Ces deux journées ont donné lieu à des travaux et restitutions impliquant des disciplines variées : économie et gestion, agronomie et écologie, zootechnie et géographie ! Deux journées qui ont constitué une première étape dans cette année de formation et de réflexion sur le projet professionnel des jeunes.
Fin février-début mars 2018, la deuxième étape les a transportés à plus de 6000 km : au Canada, dans la Province de Québec !
Pendant 8 jours les étudiants ont eu l’occasion de découvrir l’hiver canadien…. clément à ce moment là !
Dans ce vaste pays de 10 millions de km², peuplé de 37 millions d’habitants, la province du Québec représente 1,5 million de km², trois fois la superficie de la France, et 8,5 millions d’habitants (25% de la population canadienne).
Durant leur périple, de Montréal à Québec, les étudiants ont eu l’occasion de découvrir des systèmes agricoles très différents.
L’exploitation laitière (38 VL) et maraichère de la Ferme Langlois à Neuville, gérée depuis 12 générations par la même famille sur un même site s’étendant sur 350 ha.

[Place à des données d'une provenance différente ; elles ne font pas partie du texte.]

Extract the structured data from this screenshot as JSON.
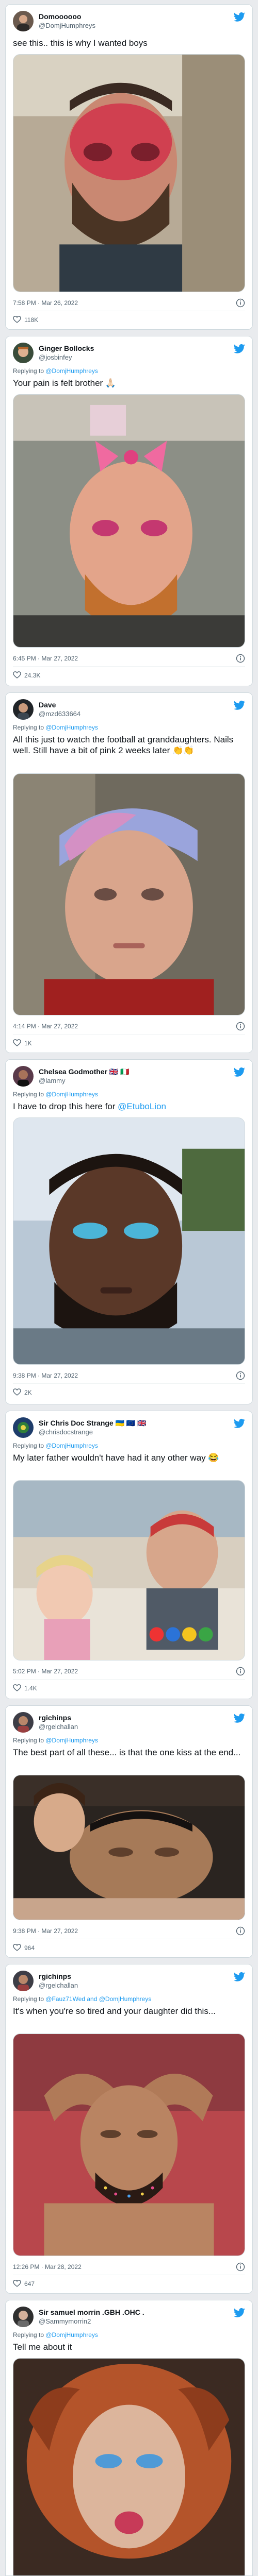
{
  "colors": {
    "accent": "#1d9bf0",
    "text": "#0f1419",
    "muted": "#536471",
    "border": "#cfd9de"
  },
  "icons": {
    "brand": "twitter-bird-icon",
    "info": "info-icon",
    "like": "heart-icon"
  },
  "tweets": [
    {
      "name": "Domoooooo",
      "handle": "@DomjHumphreys",
      "reply_prefix": "",
      "reply_to": "",
      "text": "see this.. this is why I wanted boys",
      "link": "",
      "timestamp": "7:58 PM · Mar 26, 2022",
      "likes": "118K"
    },
    {
      "name": "Ginger Bollocks",
      "handle": "@josbinfey",
      "reply_prefix": "Replying to ",
      "reply_to": "@DomjHumphreys",
      "text": "Your pain is felt brother 🙏🏻",
      "link": "",
      "timestamp": "6:45 PM · Mar 27, 2022",
      "likes": "24.3K"
    },
    {
      "name": "Dave",
      "handle": "@mzd633664",
      "reply_prefix": "Replying to ",
      "reply_to": "@DomjHumphreys",
      "text": "All this just to watch the football at granddaughters. Nails well. Still have a bit of pink 2 weeks later 👏👏",
      "link": "",
      "timestamp": "4:14 PM · Mar 27, 2022",
      "likes": "1K"
    },
    {
      "name": "Chelsea Godmother 🇬🇧 🇮🇹",
      "handle": "@lammy",
      "reply_prefix": "Replying to ",
      "reply_to": "@DomjHumphreys",
      "text": "I have to drop this here for ",
      "link": "@EtuboLion",
      "timestamp": "9:38 PM · Mar 27, 2022",
      "likes": "2K"
    },
    {
      "name": "Sir Chris Doc Strange 🇺🇦 🇪🇺 🇬🇧",
      "handle": "@chrisdocstrange",
      "reply_prefix": "Replying to ",
      "reply_to": "@DomjHumphreys",
      "text": "My later father wouldn't have had it any other way 😂",
      "link": "",
      "timestamp": "5:02 PM · Mar 27, 2022",
      "likes": "1.4K"
    },
    {
      "name": "rgichinps",
      "handle": "@rgelchallan",
      "reply_prefix": "Replying to ",
      "reply_to": "@DomjHumphreys",
      "text": "The best part of all these... is that the one kiss at the end...",
      "link": "",
      "timestamp": "9:38 PM · Mar 27, 2022",
      "likes": "964"
    },
    {
      "name": "rgichinps",
      "handle": "@rgelchallan",
      "reply_prefix": "Replying to ",
      "reply_to": "@Fauz71Wed and @DomjHumphreys",
      "text": "It's when you're so tired and your daughter did this...",
      "link": "",
      "timestamp": "12:26 PM · Mar 28, 2022",
      "likes": "647"
    },
    {
      "name": "Sir samuel morrin .GBH .OHC .",
      "handle": "@Sammymorrin2",
      "reply_prefix": "Replying to ",
      "reply_to": "@DomjHumphreys",
      "text": "Tell me about it",
      "link": "",
      "timestamp": "",
      "likes": ""
    }
  ]
}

La partie laitière de l’exploitation assure le revenu pour l’hiver : nourries à l’ensilage et maïs grain, les vaches Prim Holstein et Jersey assurent la réalisation d’un quota de 35 kg apportés à la coopérative Agropur (la plus grande coopérative laitière du Canada avec plus de 12 000 producteurs) dont la vente rapporte entre 68 et 70 cents par litre (0,46€/l). Sur les 350 ha, 150 sont voués au maraîchage et à la culture du maïs doux de Neuville, très réputé. La ferme est idéalement située, bien exposée et étagée, ce qui permet un échelonnement des productions dans le temps. Médé Langlois insiste sur la nécessité d’être « intelligents pour ne pas détruire la terre ». Il rappelle la sagesse des populations natives qui pratiquaient la « culture des trois sœurs » (maïs-haricots-courges). Le maraîchage est une culture familiale ancienne et dès les années 1950, alors que la mode n’était pas encore là, l’exploitation vend en direct, ce qu’elle fait toujours pour ses productions végétales. L’été, « la job » est intense : il faut récolter tous les jours les légumes pour les vendre à maturité, frais et croquants. 70% des 200 000$ (132 000€) de chiffre d’affaires de la partie maraîchère de l’entreprise sont vendus frais. Ce qui n’est pas vendu frais est transformé, ce qui permet aussi d’assurer les ventes en hiver et de limiter les pertes, soit 30% du chiffre d’affaires. Quinze salariés sont nécessaires pour assurer toute l’activité, dont 10 à la seule récolte journalière.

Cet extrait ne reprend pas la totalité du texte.